Öyle ya, aynı eğitim ve mesleki tecrübeye sahip, aynı şekilde kişiliğiyle yaşam tarzıyla, geçmişiyle, aile hayatıyla uygun birisi olabilir fakat yine de seçilemeyebilirdi. Nitekim iki yüz yıl sonra ilk olarak siyah tenli ve kadın olarak seçilebilmesi seçilenden çok seçenlerin takdir edilmesini gerekli kılar.
Fakat şöyle bir durup düşününce insan buradaki tuhaflığı hemen fark ediyor. İlk siyahi devlet başkanı Barrack Obama. İlk siyahi yüksek mahkeme üyesi kadın Ketanji Brown Jackson vs. O ülkede televizyon haberlerinde dahi açıkça insanların ten renkleri söylenerek haberler aktarılıyor. Sinema filmlerinde var. Binlerce kez izledik gördük. Ne olmuş yani yolda yürürken başına tatsız bir durum bir kaza gelmiş ya da bilerek suç işlemiş olsun kişinin ten rengi, hangi coğrafyadan kökenli olduğu ne fark eder ki? Orta ve Güney Amerikalılar da başka bir şekilde isimlendirilip ırk olarak zikrediliyor. Savaş oldu, insanlar öldü. “Sarışın mavi gözlü insanlar ölüyor” diye verdiler haberleri. Onların kromozom sayıları mı farklı? Farklı bir tür mü? Daha mı kıymetli o insanlar ya da diğerleri kıymetsiz mi?
Tamam, bu ayrımcılık bu ırkçılık ya da benzeri çirkin tavır bana ya da muhtemelen size yapılmadı fakat ben böyle şeyleri duyunca sanki bana yapılmış gibi bir hisse kapılıyorum. İçim eziliyor. O anda suratımın halini ben karşıdan bakıp görebilsem kim bilir nasıldır?
İspanyol yazar Jose Saramago’nun ‘’Körlük’’ isimli sonradan filmi de yapılan bir eseri var. Filmi zledim. Gizemli bir hastalık insanları ani körlüğe sürüklüyordu. Bulaşıcı olduğu düşünüldüğü için de hastalar hapishane benzeri bir yerde topluca tutuluyor, toplumdan izole ediliyordu.
İlginç olan ise gözleri görmeyen ve aynı şartlarda hapis hayatı yaşayan bu topluluğun zaman içinde bir hiyerarşi geliştirip hiyerarşide alt basamakta olanları acımazsızca ezmeleriydi.
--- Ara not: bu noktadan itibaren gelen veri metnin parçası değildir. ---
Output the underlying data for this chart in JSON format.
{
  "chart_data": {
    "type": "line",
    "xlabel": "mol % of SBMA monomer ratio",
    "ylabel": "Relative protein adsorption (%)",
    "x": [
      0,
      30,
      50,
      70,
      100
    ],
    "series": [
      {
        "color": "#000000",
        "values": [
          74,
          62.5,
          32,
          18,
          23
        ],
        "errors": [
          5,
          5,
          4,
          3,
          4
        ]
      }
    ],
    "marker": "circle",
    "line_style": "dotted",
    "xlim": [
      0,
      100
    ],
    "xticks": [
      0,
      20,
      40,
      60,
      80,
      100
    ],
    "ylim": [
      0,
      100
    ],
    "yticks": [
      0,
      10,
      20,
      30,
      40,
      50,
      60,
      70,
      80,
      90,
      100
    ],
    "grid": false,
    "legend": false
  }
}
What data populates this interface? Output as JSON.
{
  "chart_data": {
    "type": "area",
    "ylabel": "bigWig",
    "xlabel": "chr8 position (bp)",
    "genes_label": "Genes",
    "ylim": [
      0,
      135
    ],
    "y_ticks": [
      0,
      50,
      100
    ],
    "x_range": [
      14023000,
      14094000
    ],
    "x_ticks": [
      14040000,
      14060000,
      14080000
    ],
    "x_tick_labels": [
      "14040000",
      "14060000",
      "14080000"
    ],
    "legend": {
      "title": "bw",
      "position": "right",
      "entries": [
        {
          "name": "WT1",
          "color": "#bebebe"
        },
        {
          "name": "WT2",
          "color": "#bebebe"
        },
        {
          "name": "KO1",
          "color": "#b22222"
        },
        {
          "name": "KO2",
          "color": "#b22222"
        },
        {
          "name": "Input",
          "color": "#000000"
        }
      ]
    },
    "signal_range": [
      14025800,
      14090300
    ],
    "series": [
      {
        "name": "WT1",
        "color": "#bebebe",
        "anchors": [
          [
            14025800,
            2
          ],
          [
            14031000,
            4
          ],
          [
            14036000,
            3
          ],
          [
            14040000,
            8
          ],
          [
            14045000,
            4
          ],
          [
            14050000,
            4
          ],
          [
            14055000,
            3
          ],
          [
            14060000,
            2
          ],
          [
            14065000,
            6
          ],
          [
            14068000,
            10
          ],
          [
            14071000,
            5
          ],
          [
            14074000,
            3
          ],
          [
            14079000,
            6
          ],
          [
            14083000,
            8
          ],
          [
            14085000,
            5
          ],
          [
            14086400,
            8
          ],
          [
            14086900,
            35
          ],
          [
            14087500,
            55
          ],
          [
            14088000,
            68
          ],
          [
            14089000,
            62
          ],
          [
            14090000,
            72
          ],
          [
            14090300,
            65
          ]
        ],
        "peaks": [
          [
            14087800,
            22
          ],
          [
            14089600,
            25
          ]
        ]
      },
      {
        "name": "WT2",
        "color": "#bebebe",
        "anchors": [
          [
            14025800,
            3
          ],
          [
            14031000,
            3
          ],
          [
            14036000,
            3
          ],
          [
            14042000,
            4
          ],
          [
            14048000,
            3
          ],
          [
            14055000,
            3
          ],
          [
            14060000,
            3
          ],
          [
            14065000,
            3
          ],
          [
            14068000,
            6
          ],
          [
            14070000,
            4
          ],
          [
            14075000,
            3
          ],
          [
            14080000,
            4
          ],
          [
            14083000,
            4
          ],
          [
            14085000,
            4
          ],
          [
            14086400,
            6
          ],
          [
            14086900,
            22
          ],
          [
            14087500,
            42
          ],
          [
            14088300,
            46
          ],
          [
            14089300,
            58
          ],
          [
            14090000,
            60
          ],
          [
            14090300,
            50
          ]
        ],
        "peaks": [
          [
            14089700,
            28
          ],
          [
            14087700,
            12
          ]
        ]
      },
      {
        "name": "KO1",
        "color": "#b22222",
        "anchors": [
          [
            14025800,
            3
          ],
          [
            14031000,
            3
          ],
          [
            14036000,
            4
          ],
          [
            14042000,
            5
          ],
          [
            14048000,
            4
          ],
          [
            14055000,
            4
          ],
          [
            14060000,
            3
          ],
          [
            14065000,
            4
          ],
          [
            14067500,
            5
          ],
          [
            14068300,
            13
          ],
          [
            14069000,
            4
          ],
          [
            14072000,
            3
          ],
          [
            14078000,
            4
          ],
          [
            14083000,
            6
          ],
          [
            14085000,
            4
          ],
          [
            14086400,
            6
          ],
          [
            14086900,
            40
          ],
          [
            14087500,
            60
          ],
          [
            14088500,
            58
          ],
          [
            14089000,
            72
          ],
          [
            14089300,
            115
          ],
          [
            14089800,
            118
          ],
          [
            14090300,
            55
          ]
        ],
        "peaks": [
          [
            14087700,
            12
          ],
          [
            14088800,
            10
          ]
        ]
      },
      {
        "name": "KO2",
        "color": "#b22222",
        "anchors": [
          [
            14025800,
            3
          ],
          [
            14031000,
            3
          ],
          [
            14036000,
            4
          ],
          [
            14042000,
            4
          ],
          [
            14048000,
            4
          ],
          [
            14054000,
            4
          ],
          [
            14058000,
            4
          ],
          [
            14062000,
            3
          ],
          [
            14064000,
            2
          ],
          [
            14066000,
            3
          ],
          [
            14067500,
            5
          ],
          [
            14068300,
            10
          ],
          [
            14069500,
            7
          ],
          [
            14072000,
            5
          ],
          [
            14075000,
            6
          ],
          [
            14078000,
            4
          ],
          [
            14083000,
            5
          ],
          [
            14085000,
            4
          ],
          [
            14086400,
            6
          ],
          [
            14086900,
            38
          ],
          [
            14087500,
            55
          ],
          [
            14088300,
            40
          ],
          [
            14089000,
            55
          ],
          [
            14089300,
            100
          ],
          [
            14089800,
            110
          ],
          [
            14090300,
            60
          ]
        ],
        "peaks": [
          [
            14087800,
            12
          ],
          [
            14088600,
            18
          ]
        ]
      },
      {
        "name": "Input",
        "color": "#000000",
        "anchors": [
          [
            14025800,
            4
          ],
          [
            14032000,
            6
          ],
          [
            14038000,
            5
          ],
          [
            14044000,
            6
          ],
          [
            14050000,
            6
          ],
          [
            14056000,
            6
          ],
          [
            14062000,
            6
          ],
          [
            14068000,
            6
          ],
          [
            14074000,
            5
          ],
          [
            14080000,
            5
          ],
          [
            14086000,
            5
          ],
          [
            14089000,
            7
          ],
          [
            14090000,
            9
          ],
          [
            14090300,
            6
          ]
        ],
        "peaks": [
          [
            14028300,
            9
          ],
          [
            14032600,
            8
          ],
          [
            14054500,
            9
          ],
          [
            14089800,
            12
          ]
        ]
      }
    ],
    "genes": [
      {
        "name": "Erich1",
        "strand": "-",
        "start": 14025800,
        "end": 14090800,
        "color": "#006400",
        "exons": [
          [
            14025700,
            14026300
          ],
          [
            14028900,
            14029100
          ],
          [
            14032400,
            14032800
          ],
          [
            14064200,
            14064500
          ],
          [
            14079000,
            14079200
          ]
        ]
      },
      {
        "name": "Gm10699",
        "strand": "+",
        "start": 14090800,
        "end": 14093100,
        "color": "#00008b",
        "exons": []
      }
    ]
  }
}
Yani, dünya yıkılıp yeniden kurulsa insanlar arasında sınıf farklılıkları, adaletsizlikler ve zulmler olmaya devam edecektir gibi bir önermesi vardı filmin.
İnsan olmak ezmek kırıp dökmek midir ?Tarihler değişir, yüzyıllar geçer, üniversitelerde felsefe, kamu yönetimi, şehircilik, hukuk fakülteleri kurulur, binlerce bilimsel çalışma yapılıp doktora tezleri yazılır da insanoğlu değişmez mi?
Ben yine de yazımı umut veren ifadelerle bitirmek isterim. Bizlerin yaptığı saçmalıkları bizden sonraki nesillerin yapmamasını diliyorum.
Biz göremesek de insanlığın değişmesini umuyorum.